MUGUNGA CAMP: Autho-rities in Democratic Republic of Congo’s eastern city of Goma assumed gradual control of the mining hub yesterday after a rebel pullout, but tensions were running high with gunmen attacking a nearby camp for displaced people.
UN refugee agency officials reported cases of looting and rape in the attack late on Saturday on the giant Mugunga camp, which lies about 10km west of Goma and is home to up to 35,000 displaced people.
The attack came hours after the withdrawal of M23 rebel fighters in line with a regionally brokered deal to end their occupation of Goma which had stoked fears about stability in the war-blighted area that borders Rwanda and Uganda.
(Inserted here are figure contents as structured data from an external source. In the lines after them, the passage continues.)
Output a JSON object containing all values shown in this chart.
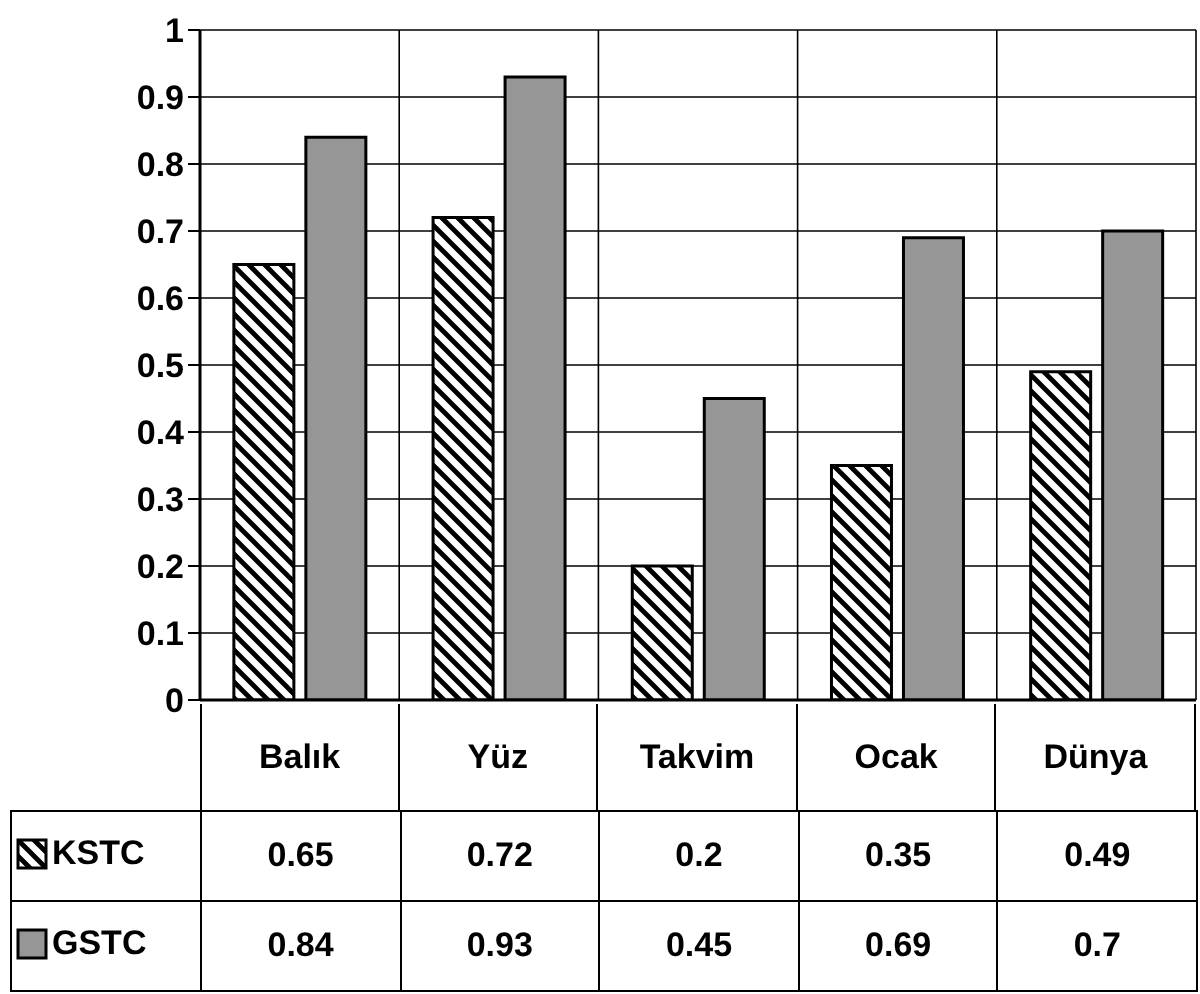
{
  "chart_data": {
    "type": "bar",
    "categories": [
      "Balık",
      "Yüz",
      "Takvim",
      "Ocak",
      "Dünya"
    ],
    "series": [
      {
        "name": "KSTC",
        "color": "#000000",
        "values": [
          0.65,
          0.72,
          0.2,
          0.35,
          0.49
        ]
      },
      {
        "name": "GSTC",
        "color": "#969696",
        "values": [
          0.84,
          0.93,
          0.45,
          0.69,
          0.7
        ]
      }
    ],
    "ylim": [
      0,
      1
    ],
    "yticks": [
      0,
      0.1,
      0.2,
      0.3,
      0.4,
      0.5,
      0.6,
      0.7,
      0.8,
      0.9,
      1
    ],
    "grid": true,
    "legend": "bottom",
    "data_labels": true
  }
}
“It’s a step in the right direction,” government spokesman Lambert Mende said of the withdrawal, adding that President Joseph Kabila would soon start “listening to the grievances” of the mainly Tutsi rebels as part of peace negotiations.
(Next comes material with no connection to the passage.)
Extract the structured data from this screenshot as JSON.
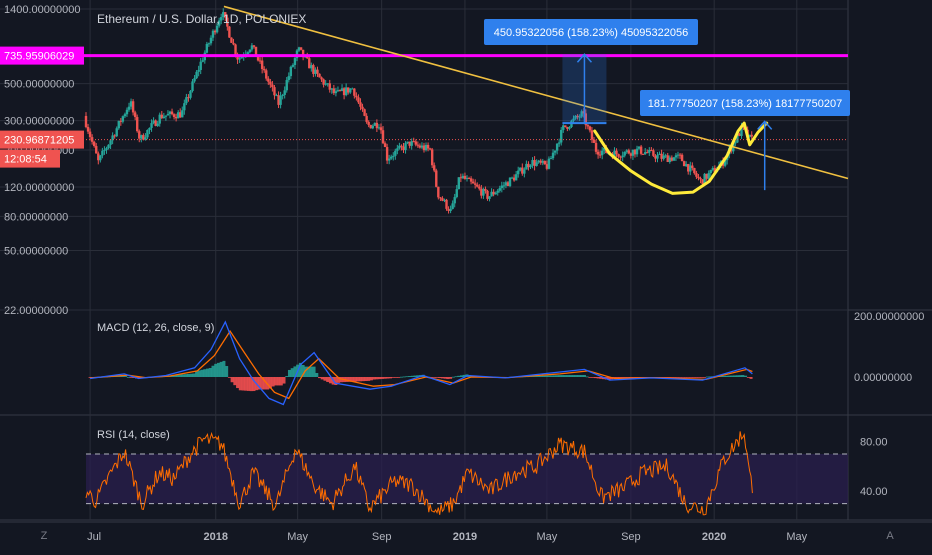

Security remains fluid following the M23’s 12-day occupation of Goma, despite over 160 police reinforcements arriving by boat at the lake port to beef up some 300 colleagues who arrived Saturday.
Alongside United Nations peacekeepers, a few police patrols were seen on the streets of Goma, a city of around one million people that is the hub of the resource-rich area. Some 600 government soldiers are also reported to be on their way to Goma.
The UN-backed Radio Okapi — a key source of independent news, broadcasting in French and four local languages — has also been jammed since Saturday, officials said, after it aired an interview with M23 political leader Jean-Marie Runiga. Its jamming is “troubling and regrettable”, head of UN mission in DR Congo Roger Meece said in a statement.